This is all good argument, blame switching back and forth, but if you forget that side of the thing and consider the guy with the bank account, the one wondering whether or not there´s any money still left to call upon, then it all take on a much more personal colour.
That man, the one with his savings in the bank, has little to do with running the bank or owning it, neither does it mean he has bought shares in it. He only deposited his money there as a safe alternative to under the mattress. That sounds funny now, were it not for the fact that it is too damn true.
So, as far as I am concerned, stuff the "taxpayer" part of the argument against aid - we are all taxpayers at one level or another - let us save the banks and our monies held there on trust! If we lose that we lose everything. All of us lose everything, whether or not we even have a bank account.
But there has to be a price in the form of future control. The ugly face of capitalism was around decades ago and identified as such in Great Britain; nobody learned much from the exposure, least of all government which is meant to be there to do the best for us ALL. Yes the free market works, but there is also such a thing as excess, and controlling that for the future is no bad thing. For myself, the first people I´d crucify are those who buy oil on margin, having neither wish nor ability actually to hold it, just raising the price in order to sell on the option at top dollar, just before they would have to take delivery, making money without spending any or contributing anything positive to the world. In my book, nobody who has no actual need for the product should be allowed, INTERNATIONALLY, to buy it. Nor, of course, to pretend to be buying it as described above.
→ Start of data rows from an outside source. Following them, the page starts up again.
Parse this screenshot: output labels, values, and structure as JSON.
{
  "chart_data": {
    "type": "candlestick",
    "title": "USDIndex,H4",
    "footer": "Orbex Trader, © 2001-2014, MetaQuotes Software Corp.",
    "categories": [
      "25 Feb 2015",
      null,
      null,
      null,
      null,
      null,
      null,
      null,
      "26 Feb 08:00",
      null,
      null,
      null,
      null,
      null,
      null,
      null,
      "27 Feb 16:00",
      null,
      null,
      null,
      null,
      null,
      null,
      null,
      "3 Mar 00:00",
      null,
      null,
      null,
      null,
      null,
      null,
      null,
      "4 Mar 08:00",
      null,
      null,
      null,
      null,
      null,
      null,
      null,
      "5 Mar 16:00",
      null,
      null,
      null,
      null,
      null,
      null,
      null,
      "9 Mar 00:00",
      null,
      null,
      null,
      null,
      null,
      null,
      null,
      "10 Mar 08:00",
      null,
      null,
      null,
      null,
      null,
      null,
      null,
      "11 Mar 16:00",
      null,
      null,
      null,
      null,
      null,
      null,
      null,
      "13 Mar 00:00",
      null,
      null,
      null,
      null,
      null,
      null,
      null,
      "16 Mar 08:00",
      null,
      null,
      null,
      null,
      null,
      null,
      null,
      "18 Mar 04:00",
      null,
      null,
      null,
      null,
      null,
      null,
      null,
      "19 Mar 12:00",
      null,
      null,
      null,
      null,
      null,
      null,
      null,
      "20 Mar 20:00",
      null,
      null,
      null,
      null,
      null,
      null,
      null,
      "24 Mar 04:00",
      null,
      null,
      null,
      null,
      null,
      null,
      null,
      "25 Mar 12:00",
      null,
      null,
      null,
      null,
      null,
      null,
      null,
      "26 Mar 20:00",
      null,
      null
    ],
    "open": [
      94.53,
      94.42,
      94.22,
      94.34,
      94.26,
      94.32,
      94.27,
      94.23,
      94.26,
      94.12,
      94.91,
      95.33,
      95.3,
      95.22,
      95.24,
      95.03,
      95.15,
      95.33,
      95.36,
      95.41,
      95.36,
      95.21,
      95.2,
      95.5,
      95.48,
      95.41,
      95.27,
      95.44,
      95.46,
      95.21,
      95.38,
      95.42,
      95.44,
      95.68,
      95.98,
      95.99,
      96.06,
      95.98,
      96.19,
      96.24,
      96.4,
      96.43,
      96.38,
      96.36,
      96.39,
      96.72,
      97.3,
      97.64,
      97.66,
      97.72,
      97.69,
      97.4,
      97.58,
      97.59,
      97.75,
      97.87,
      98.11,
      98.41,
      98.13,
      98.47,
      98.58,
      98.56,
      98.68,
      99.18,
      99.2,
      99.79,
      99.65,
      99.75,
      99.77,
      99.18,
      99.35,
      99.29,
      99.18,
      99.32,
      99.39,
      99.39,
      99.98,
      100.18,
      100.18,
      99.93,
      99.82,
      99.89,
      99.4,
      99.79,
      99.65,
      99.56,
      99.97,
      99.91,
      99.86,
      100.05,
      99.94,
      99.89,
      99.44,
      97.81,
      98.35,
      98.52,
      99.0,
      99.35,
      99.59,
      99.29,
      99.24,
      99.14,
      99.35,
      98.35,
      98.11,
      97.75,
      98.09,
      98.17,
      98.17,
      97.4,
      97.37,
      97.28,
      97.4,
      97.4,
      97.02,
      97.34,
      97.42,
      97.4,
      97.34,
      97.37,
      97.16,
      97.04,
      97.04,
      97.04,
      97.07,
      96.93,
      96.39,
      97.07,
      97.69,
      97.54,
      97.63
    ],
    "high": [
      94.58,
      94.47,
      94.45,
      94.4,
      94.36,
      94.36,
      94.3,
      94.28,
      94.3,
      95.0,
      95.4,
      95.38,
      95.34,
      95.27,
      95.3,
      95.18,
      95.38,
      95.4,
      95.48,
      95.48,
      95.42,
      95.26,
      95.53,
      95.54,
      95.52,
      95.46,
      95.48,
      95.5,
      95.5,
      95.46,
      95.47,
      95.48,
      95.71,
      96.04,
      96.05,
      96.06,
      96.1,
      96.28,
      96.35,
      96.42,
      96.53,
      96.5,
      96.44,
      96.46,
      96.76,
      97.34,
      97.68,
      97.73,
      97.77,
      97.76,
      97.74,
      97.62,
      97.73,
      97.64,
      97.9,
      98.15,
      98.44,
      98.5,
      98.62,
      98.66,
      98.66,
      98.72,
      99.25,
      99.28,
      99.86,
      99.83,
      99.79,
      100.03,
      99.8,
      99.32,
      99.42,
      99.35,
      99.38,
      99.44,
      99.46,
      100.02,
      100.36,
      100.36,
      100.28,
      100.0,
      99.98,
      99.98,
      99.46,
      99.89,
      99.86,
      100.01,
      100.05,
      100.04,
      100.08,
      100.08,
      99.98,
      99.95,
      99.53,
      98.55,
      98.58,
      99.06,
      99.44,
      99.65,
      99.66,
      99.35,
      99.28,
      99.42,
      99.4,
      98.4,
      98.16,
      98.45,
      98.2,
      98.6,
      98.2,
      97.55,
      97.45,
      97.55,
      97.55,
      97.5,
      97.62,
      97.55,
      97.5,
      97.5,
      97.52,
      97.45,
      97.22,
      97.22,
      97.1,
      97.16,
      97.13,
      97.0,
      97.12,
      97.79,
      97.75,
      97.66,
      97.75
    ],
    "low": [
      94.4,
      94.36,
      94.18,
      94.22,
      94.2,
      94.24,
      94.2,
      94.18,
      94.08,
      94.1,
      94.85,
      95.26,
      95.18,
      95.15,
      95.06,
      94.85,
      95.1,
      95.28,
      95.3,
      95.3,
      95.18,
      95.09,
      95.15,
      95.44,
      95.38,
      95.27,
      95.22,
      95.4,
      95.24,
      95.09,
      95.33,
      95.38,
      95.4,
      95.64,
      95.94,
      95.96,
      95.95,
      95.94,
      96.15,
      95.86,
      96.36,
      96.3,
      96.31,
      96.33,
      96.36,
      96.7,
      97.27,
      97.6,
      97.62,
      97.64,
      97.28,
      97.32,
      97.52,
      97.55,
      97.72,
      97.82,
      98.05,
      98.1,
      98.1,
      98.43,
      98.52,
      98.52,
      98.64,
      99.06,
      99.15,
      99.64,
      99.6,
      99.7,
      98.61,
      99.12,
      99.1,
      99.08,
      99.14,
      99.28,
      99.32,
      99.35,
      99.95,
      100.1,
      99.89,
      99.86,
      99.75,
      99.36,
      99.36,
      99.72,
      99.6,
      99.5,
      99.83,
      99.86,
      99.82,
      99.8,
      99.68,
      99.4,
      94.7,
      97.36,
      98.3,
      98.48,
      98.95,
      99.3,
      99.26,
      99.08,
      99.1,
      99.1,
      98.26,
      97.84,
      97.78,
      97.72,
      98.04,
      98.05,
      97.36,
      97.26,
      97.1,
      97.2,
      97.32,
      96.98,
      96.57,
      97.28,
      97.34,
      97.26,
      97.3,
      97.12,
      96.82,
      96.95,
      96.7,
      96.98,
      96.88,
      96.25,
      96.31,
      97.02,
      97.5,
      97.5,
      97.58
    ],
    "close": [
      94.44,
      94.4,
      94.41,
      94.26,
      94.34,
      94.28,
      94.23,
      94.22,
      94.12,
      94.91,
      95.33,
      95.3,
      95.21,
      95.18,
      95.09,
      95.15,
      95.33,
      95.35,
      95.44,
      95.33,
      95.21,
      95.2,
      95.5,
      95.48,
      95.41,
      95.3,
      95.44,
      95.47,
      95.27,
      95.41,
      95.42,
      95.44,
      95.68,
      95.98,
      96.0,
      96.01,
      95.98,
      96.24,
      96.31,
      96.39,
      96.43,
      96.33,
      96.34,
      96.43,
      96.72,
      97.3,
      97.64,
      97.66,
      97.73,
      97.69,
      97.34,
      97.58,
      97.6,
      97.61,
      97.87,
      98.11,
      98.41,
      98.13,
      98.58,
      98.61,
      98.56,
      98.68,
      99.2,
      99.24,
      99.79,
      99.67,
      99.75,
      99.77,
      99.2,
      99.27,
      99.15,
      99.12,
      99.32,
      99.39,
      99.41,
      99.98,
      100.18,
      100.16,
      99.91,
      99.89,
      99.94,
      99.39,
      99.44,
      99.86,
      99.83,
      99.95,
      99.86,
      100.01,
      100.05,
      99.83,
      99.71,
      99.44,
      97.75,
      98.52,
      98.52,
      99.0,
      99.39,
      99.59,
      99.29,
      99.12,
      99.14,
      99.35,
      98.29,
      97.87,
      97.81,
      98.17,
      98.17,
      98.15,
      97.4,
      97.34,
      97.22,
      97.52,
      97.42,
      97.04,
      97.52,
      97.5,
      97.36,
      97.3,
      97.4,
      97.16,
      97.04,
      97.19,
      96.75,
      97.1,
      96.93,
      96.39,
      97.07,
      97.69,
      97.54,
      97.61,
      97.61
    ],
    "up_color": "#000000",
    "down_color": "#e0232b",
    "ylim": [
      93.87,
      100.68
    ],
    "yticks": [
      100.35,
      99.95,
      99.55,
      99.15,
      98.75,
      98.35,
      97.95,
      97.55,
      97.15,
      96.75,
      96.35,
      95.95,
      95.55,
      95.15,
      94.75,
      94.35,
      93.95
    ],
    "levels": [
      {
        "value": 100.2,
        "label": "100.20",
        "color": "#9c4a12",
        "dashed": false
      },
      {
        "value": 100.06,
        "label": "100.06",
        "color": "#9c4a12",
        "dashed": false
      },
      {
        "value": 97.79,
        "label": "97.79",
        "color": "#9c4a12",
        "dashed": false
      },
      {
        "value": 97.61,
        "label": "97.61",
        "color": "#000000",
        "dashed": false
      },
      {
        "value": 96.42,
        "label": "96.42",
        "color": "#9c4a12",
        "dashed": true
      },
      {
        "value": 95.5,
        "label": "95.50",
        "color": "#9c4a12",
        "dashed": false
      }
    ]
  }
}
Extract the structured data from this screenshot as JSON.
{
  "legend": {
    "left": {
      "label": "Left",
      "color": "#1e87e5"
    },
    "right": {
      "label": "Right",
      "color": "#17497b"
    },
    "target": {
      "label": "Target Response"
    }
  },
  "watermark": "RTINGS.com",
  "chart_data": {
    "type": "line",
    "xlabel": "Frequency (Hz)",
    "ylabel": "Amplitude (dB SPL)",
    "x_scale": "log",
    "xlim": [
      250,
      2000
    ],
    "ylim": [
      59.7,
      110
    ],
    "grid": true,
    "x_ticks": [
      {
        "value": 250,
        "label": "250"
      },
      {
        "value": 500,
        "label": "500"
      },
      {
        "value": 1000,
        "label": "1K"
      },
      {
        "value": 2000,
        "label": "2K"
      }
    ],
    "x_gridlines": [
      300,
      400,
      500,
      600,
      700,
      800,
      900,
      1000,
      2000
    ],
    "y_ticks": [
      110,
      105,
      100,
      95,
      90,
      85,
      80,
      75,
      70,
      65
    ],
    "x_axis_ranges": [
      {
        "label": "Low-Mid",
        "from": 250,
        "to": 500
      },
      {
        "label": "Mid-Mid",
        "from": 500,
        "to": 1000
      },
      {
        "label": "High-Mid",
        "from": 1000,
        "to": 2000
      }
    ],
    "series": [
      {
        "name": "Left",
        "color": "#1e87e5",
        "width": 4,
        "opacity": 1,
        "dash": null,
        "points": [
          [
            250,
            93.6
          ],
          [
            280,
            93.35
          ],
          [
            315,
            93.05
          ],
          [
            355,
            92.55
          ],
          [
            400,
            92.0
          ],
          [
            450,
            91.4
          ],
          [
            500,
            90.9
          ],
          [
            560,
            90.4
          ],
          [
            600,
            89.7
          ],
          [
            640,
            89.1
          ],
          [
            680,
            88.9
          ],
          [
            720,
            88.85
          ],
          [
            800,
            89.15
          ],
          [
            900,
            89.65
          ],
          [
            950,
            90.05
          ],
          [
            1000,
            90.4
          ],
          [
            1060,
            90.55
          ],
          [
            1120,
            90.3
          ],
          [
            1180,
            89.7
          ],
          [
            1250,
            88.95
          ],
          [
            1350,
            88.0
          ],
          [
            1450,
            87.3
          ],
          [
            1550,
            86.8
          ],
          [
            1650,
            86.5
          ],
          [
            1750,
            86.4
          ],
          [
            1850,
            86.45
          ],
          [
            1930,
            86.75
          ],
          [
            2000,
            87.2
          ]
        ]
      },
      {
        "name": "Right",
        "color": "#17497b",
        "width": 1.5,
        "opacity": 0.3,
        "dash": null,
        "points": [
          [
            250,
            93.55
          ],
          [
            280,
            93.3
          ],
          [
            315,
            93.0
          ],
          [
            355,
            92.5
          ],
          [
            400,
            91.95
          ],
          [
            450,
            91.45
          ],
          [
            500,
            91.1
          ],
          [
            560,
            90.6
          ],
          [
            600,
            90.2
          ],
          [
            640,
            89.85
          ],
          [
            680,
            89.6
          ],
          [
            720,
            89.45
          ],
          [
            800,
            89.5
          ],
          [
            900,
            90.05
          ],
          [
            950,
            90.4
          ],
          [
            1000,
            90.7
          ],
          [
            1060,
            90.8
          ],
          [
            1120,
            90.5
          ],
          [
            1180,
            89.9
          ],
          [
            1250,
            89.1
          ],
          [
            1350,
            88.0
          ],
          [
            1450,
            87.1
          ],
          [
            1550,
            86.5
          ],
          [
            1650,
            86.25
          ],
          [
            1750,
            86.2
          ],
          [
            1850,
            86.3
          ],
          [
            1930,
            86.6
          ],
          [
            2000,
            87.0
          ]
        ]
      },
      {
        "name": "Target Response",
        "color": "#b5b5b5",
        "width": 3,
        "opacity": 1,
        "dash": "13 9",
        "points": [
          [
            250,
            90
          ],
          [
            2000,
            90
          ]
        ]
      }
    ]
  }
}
As everything made has to be transported, the cost to the world of such speculation is beyond calculation.
As for the greed of banks and financial advisers pushing the poor into debt they have no ability to service, the mind boggles that there are no prosecutions of the people creating these problems - or are there?
So please, bail out the banks and create a real, tight and vigilant control so that this sort of thing never again becomes anything but a bad memory.